Selon un rapport de l’UNICEF, la Côte d’Ivoire a été reconnue comme un pionnier de la réforme de l’éducation, ayant adopté une stratégie d’éducation inclusive pour faciliter l’accès et/ou le retour à l’école des enfants obligés d’abandonner leur scolarité pour diverses raisons (santé, grossesse précoce, déplacement,. ).
« Ces avancées significatives sont le résultat d’une stratégie nationale claire et d’un leadership fort », a souligné Jean François Basse félicitant la ministre en charge de l’Education, Pr Mariatou Koné qui selon lui a contribué à la transformation de l’éducation en une opportunité tangible pour chaque enfant.
La Côte d’Ivoire enregistre des statistiques encourageantes. Ainsi, le taux brut de scolarisation au primaire est passée de 99,9% en 2016-2017 à 110,7% en 2023-2024. Le taux d’achèvement du cycle secondaire inférieur a atteint 72 %.
En 2024, 14 181 enfants ont repris le chemin de l’école grâce aux investissements du gouvernement soutenus par l’UNICEF dans de nouvelles installations et des parcours éducatifs alternatifs, notamment des espaces d’apprentissage temporaires pour 2. 379 enfants demandeurs d’asile. Au total, plus de 88 000 enfants ont été réintégrés, pour un objectif de 74 424 enfants.

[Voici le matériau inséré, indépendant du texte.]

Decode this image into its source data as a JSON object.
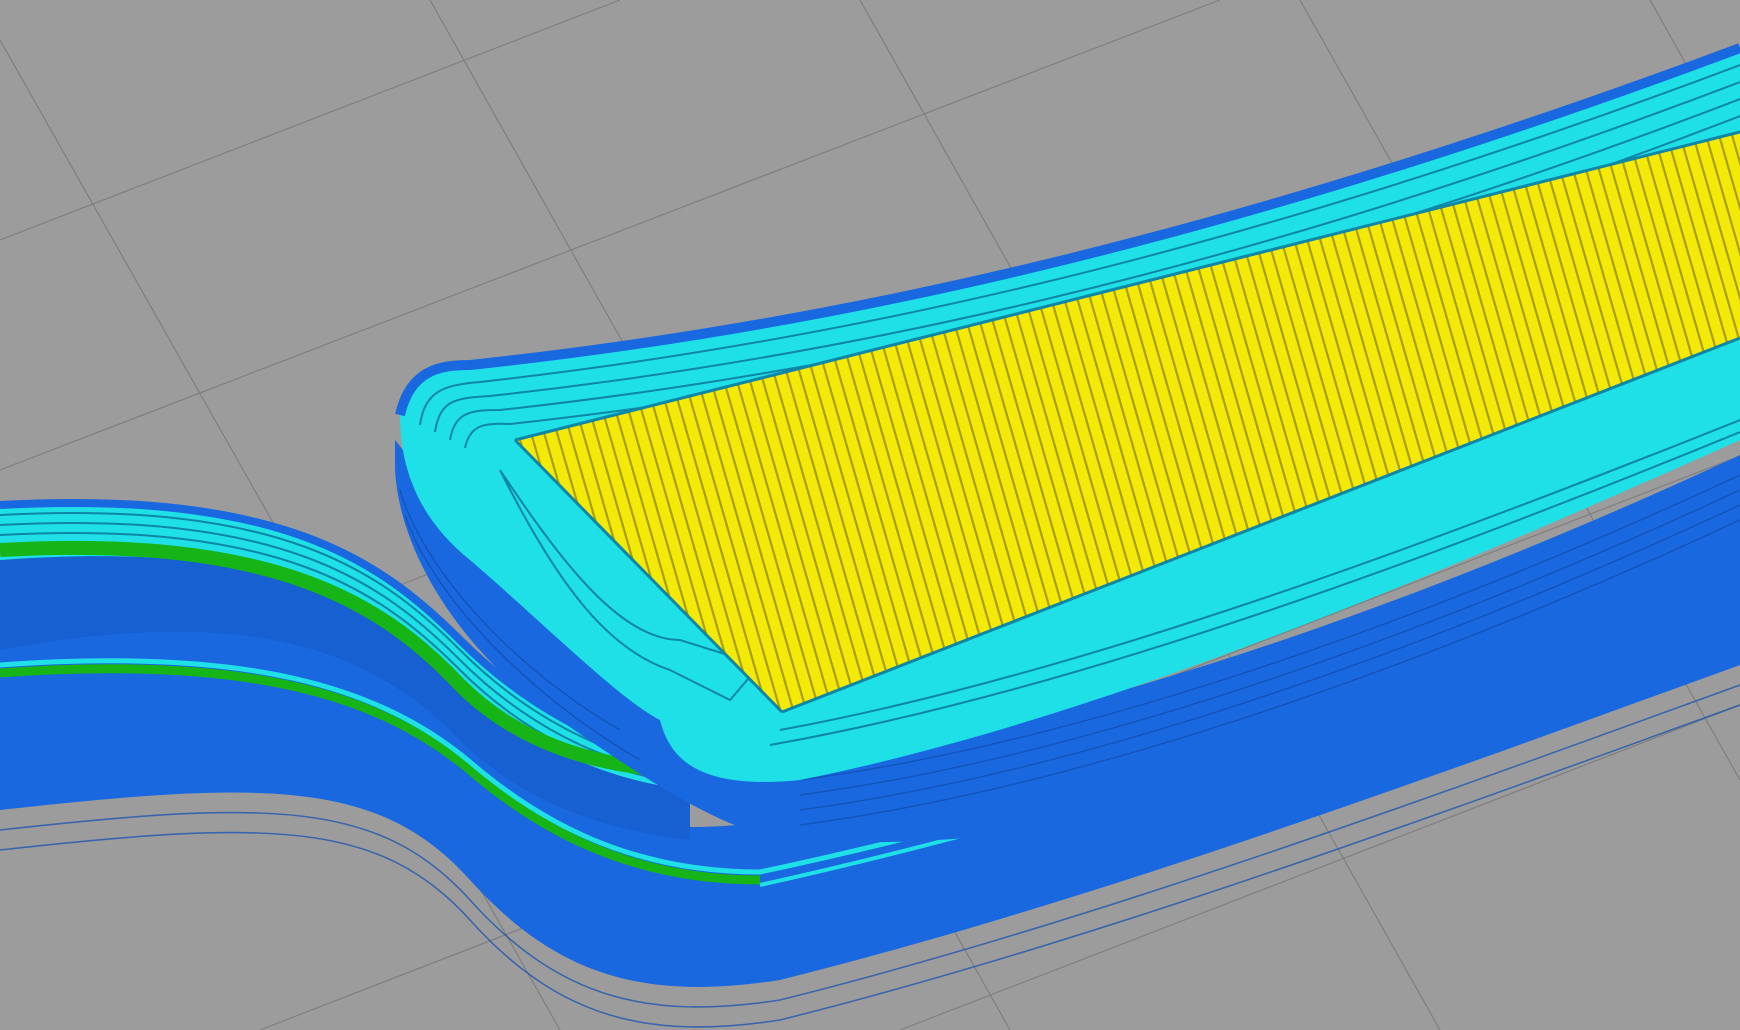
{
  "viewport": {
    "view": "gcode-preview",
    "background_color": "#9c9c9c",
    "grid_color": "#7a7a7a"
  },
  "toolpaths": {
    "external_perimeter": {
      "color": "#1a68e0"
    },
    "perimeter": {
      "color": "#1fe0e6"
    },
    "overhang_perimeter": {
      "color": "#16b416"
    },
    "solid_infill": {
      "color": "#f4ea0a"
    }
  }
}
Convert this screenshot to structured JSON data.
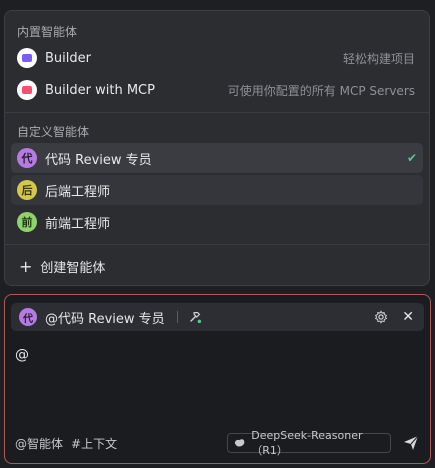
{
  "menu": {
    "builtin_title": "内置智能体",
    "builtin": [
      {
        "label": "Builder",
        "desc": "轻松构建项目",
        "icon": "builder-app-icon",
        "color": "#7b5cff"
      },
      {
        "label": "Builder with MCP",
        "desc": "可使用你配置的所有 MCP Servers",
        "icon": "builder-mcp-app-icon",
        "color": "#ff4d6d"
      }
    ],
    "custom_title": "自定义智能体",
    "custom": [
      {
        "label": "代码 Review 专员",
        "avatar": "代",
        "color": "#b57be3",
        "selected": true
      },
      {
        "label": "后端工程师",
        "avatar": "后",
        "color": "#d4c84a",
        "selected": false
      },
      {
        "label": "前端工程师",
        "avatar": "前",
        "color": "#8fd46a",
        "selected": false
      }
    ],
    "create_label": "创建智能体"
  },
  "composer": {
    "agent_avatar": "代",
    "agent_name": "@代码 Review 专员",
    "typed_text": "@",
    "mention_agent": "@智能体",
    "mention_context": "#上下文",
    "model": "DeepSeek-Reasoner（R1）"
  }
}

Le gouvernement aidé de ces partenaires dont l’UNICEF est engagé pour l’amélioration de l’accès à l’éducation, à travers la gratuité de l’école primaire progressivement renforcée, l’augmentation des infrastructures scolaires et l’intensification des campagnes pour les inscriptions massives ,surtout des filles.
En ce qui concerne la digitalisation de l’éducation, le ministère de l’Education nationale et de l’Alphabétisation toujours soutenu par l’UNICEF a introduit le programme « Mon école à la maison” ainsi que la solution « Ma classe digitale mobile » pour permettre aux élèves de suivre les cours sur internet et aussi bénéficier de la connexion internet dans toutes les zones de Côte d’Ivoire.
Une protection de l’enfant axée sur l’enregistrement des naissances et la lutte contre les violences et le travail des enfants

Entre 2023 et 2025, une augmentation de deux points de pourcentage du taux d’enregistrement des naissances des enfants de moins d’un an, a été enregistrée, et atteint 57.9 %.
Au total, 621 476 enfants de moins d’un an ont été enregistrés en 2024, portant le total à 2 410 000 enfants de moins d’un an enregistrés avec le soutien de l’UNICEF depuis 2021, soit 94 % de l’objectif cumulé de 2 573 292 enfants. Le gouvernement a confirmé la création de centres d’état civil dans tous les centres hospitaliers universitaires et régionaux en 2025, un résultat majeur du plaidoyer de l’UNICEF.
En 2024, quelque 5 810 enfants ont bénéficié de soins et d’une assistance grâce aux services soutenus par l’UNICEF, soit une augmentation de 10 % par rapport à 2023. Depuis 2021, 21 198 victimes de violence ont été atteintes, dépassant l’objectif de six points de pourcentage.
Les efforts du gouvernement pour éliminer le travail des enfants se sont poursuivis, la Côte d’Ivoire étant le seul pays à avoir enregistré une baisse de 10 points de pourcentage du travail des enfants au cours de la dernière décennie.
Des défis résiduels à relever
La lutte contre le travail des enfants se heurte encore aux causes de pauvreté, de manques d’infrastructures scolaires et parfois au poids de la tradition. En outre, des violences contre les enfants sont signalées notamment des mariages précoces de jeunes filles ou leur exploitation.
Par ailleurs, le taux d’abandon scolaire reste élevé dans certaines régions de Côte d’Ivoire (nord, nord-est). La non déclaration de certains enfants qui peut compliquer l’accès à l’école, à la santé ou aux droits civique, se présente avec acuité dans certaines région du pays.
La Côte d’Ivoire a fait des progrès significatifs dans la protection des droits des enfants, notamment grâce à un cadre juridique renforcé et des programmes sociaux ciblés. Cependant, les défis restent considérables, en particulier le travail des enfants, les violences, les inégalités éducatives et sanitaires.